Şans eseri, yeni atanan yöneticinin şirketinde bir arkadaşı çalışıyordu. Onu aradı ve yeni atanan yöneticinin performansını sordu. Arkadaşı atamadan habersizdi ve o da şaşırdı bu duruma. Çünkü atanan yönetici son iki senedir C (idare eder) performans puanı ile değerlendirilmişti.
Bu konuşma sonrasında arkadaşımın yaşadığı hayalkırıklığı duygusu, bir anda aldatılmışlık duygusuna dönüştü ve artık şirketine güvenemez oldu.
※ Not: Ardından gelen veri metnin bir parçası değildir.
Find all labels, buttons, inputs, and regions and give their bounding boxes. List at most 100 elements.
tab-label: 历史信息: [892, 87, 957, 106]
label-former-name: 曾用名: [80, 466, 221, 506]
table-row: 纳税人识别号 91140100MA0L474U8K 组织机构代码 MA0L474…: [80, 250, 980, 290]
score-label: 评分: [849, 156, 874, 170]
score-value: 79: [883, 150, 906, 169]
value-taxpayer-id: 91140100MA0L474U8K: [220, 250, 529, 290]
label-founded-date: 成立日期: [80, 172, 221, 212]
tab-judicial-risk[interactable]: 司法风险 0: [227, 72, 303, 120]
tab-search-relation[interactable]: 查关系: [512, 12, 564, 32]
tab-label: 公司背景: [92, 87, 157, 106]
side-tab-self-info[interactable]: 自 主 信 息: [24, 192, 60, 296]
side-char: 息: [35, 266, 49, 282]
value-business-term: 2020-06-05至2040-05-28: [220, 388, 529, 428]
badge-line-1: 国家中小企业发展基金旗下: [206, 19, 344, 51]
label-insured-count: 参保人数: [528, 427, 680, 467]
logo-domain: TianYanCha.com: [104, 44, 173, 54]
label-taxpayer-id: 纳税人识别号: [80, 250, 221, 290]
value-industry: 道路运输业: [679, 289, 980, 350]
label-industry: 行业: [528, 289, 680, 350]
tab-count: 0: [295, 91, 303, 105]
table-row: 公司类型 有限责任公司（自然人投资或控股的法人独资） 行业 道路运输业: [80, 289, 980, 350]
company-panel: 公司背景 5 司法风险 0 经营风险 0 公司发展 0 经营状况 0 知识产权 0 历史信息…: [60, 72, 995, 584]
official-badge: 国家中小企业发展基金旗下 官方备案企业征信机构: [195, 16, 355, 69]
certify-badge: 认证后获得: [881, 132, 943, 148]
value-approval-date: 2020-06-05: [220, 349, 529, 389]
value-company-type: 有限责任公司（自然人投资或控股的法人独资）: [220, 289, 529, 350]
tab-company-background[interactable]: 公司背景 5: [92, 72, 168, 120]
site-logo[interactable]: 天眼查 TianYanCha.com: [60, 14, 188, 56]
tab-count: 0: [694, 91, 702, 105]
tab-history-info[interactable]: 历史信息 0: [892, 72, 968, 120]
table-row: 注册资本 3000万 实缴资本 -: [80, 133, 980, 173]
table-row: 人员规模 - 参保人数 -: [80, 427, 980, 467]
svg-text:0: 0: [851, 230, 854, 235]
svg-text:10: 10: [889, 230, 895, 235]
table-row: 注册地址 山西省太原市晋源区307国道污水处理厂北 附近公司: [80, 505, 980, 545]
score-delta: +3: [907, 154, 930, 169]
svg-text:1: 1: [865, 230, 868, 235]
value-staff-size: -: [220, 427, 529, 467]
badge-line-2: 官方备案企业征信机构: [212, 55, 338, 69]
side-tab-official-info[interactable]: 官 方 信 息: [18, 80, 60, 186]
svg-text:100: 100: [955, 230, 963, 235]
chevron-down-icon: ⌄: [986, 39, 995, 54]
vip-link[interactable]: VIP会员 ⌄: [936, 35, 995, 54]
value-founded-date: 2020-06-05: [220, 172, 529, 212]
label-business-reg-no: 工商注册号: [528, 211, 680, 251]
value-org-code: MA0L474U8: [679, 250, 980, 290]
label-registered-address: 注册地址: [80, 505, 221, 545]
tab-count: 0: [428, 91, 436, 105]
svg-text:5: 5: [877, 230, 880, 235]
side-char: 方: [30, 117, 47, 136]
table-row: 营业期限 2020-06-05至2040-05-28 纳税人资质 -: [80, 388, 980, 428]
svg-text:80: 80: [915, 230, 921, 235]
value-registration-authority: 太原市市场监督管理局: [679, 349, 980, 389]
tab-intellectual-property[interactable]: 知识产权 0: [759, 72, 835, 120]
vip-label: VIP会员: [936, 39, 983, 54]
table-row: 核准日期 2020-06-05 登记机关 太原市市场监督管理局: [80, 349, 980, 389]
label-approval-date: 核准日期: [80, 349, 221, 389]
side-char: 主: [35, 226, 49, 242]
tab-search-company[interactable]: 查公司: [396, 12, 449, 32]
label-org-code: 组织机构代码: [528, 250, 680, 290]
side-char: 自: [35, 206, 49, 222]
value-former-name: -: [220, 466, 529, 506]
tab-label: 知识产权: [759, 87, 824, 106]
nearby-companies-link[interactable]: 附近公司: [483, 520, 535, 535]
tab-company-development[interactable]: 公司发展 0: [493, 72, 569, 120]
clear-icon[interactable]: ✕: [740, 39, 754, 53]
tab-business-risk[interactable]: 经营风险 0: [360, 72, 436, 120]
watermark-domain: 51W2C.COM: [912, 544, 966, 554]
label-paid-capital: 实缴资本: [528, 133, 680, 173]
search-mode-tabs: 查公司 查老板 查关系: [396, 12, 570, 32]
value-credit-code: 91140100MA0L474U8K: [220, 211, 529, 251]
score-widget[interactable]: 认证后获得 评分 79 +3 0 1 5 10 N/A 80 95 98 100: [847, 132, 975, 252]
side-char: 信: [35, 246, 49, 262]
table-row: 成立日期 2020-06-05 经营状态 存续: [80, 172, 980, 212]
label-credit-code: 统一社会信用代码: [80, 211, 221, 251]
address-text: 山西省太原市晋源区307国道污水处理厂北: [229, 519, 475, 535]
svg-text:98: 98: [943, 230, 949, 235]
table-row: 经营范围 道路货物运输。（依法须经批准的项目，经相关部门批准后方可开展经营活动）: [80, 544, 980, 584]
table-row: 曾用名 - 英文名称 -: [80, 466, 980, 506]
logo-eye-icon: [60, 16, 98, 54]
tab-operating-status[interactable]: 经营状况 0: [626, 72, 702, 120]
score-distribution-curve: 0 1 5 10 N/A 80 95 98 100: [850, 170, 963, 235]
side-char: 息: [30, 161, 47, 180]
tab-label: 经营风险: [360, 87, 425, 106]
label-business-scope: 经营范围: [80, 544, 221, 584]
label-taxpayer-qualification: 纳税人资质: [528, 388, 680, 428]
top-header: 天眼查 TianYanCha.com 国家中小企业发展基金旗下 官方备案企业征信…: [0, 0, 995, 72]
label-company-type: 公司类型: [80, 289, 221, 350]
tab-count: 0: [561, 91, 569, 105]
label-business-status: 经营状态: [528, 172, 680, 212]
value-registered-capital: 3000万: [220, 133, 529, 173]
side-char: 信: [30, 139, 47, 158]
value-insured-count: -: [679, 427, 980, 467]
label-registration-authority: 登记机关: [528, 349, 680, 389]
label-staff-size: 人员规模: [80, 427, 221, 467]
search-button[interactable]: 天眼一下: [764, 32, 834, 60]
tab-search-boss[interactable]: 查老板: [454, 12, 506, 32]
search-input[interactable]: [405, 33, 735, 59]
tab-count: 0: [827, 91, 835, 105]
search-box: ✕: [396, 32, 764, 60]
Terfilerde performansa göre değil ilişkilere dayalı bir değerlendirme yaklaşımı kullanıldığını düşünmeye başladı. Kendisi iddialı ve yetkin bir kişi olduğu için, yakında yeni bir iş aramaya başlayacaktır ve altı ay geçmeden bir başka şirkette görev alacaktır.
Şirketteki diğer orta kademe yöneticilerinin durumunun da arkadaşımınkinden pek farklı olduğunu sanmıyorum. Şirket dışından atanan bir yöneticinin hazmedilmesi bir yana bu yöneticinin C performans düzeyinde olduğunun duyulması, onların performans değerlendirme sistemine dolayısıyla şirketlerine olan inançlarını ciddi olarak zedeleyecektir.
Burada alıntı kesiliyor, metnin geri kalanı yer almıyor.